O presidente Donald Trump está a queimar as regras que têm regido o comércio mundial durante décadas. As tarifas "recíprocas" que deverá anunciar amanhã, quarta-feira, são suscetíveis de criar o caos para as empresas globais e conflitos com os aliados e adversários dos Estados Unidos. 

AP Photo/Luis M. Alvarez

Desde a década de 1960, as tarifas - ou impostos de importação - surgiram de negociações entre dezenas de países. Trump quer ganhar o controlo do processo. 

"Obviamente, perturba a forma como as coisas foram feitas durante muito tempo", admitiu Richard Mojica, um advogado comercial da Miller & Chevalier. "Trump está a deitar tudo pela janela... É evidente que isto está a destruir o comércio. Terá de haver ajustamentos em todo o lado". 

Apontando para os enormes e persistentes défices comerciais dos EUA - desde 1975 que os EUA não vendem ao resto do mundo mais do que compram - Trump acusa as empresas americanas de estarem em desvantagem. Uma das principais razões para isso, diz ele e os seus conselheiros, é o facto de os outros países tributarem as exportações americanas a uma taxa mais elevada do que os Estados Unidos tributam as suas. 

Trump tem uma solução: está a aumentar os direitos aduaneiros dos EUA para os igualar aos que os outros países cobram. 

E espera-se que apresente as suas tarifas recíprocas - possivelmente juntamente com pormenores desconhecidos sobre outros impostos de importação - na quarta-feira, 2 de abril. O presidente decidiu chamar a esta data o "Dia da Libertação", porque as suas políticas protecionistas visam libertar a economia americana da dependência de produtos estrangeiros. 

O presidente norte-americano é um defensor declarado dos direitos aduaneiros. Utilizou-as de forma liberal no seu primeiro mandato e está a utilizá-las de forma ainda mais agressiva no segundo. Desde que regressou à Casa Branca, impôs direitos aduaneiros de 20% à China, revelou um imposto de 25% sobre os automóveis e camiões importados, que deverá entrar em vigor na quinta-feira, aumentou efetivamente os impostos americanos sobre o aço e o alumínio estrangeiros e impôs taxas sobre alguns produtos provenientes do Canadá e do México, que poderá alargar esta semana. 

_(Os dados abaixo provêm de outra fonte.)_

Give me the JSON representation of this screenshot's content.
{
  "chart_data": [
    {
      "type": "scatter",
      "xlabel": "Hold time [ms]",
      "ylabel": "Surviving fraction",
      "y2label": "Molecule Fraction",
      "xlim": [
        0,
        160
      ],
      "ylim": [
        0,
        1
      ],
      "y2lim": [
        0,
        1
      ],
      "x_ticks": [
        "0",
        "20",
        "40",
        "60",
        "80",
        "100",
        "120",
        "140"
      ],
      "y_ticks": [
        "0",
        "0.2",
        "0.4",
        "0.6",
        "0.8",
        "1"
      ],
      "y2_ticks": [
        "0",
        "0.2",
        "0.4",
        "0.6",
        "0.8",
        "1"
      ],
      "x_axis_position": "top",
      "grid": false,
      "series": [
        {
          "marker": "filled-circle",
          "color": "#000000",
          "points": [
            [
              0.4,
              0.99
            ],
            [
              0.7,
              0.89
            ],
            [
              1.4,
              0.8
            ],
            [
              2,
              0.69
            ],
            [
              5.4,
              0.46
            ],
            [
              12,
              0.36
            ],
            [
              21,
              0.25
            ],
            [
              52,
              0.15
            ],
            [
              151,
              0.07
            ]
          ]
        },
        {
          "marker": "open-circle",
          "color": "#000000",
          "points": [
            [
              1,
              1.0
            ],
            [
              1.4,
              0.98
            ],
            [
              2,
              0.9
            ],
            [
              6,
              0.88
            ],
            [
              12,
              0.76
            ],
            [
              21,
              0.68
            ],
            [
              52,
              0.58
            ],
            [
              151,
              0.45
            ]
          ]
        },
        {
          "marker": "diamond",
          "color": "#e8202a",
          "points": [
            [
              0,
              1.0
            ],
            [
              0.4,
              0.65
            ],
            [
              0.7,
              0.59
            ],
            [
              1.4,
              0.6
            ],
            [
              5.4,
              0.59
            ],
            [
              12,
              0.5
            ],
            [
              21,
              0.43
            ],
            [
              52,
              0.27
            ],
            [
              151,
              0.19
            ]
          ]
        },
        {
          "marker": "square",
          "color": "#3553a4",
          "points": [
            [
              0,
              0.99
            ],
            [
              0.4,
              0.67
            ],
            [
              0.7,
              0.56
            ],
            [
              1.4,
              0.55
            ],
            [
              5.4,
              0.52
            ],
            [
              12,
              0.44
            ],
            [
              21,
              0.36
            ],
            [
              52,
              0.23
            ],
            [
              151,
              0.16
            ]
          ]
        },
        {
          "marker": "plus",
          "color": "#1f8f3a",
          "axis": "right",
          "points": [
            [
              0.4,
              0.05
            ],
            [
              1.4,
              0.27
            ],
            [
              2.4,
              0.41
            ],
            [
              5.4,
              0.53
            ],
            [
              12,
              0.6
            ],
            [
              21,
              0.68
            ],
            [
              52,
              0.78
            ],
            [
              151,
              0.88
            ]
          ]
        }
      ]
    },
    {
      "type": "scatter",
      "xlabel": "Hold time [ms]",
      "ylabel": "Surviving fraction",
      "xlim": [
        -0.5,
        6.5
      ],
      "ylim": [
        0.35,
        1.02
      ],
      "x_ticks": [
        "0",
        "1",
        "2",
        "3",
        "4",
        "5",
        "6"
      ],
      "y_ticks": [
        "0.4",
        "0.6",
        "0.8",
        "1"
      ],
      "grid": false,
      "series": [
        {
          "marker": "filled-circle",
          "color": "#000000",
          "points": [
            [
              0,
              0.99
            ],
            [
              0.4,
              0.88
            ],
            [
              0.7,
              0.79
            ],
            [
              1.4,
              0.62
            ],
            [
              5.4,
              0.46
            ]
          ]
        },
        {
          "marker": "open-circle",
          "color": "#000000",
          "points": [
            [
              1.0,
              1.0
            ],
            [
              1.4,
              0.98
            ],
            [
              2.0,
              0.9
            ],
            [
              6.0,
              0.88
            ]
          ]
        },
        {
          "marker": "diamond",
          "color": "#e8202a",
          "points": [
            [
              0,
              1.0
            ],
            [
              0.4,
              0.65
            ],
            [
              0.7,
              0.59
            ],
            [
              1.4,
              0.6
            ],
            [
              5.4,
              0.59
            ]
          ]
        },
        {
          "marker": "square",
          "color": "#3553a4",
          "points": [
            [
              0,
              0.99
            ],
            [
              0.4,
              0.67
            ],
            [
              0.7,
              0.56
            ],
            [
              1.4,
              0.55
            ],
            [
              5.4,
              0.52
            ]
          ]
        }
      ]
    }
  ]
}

Os economistas não partilham o entusiasmo de Trump pelas tarifas. Trata-se de um imposto sobre os importadores que, normalmente, é transferido para os consumidores. Mas é possível que a ameaça tarifária recíproca de Trump possa trazer outros países para a mesa de negociações e levá-los a baixar os seus próprios impostos de importação. 

"Pode ser vantajoso para todos", disse Christine McDaniel, ex-funcionária comercial dos EUA, atualmente no Centro Mercatus da Universidade George Mason. "É do interesse de outros países reduzir essas tarifas." 

A especialista salientou que a Índia já reduziu os direitos aduaneiros sobre artigos que vão desde os motociclos aos automóveis de luxo e concordou em aumentar as compras de energia dos EUA.

O que são e como funcionam os direitos aduaneiros recíprocos?

Parecem simples: Os Estados Unidos aumentariam os seus direitos aduaneiros sobre os produtos estrangeiros para igualar os que os outros países impõem aos produtos americanos. 

"Se eles nos cobram, nós cobramos-lhe a eles", disse o presidente dos EUA em fevereiro. "Se eles estão a 25, nós estamos a 25. Se estão a 10, nós estamos a 10. E se forem muito mais alto do que 25, nós também iremos". 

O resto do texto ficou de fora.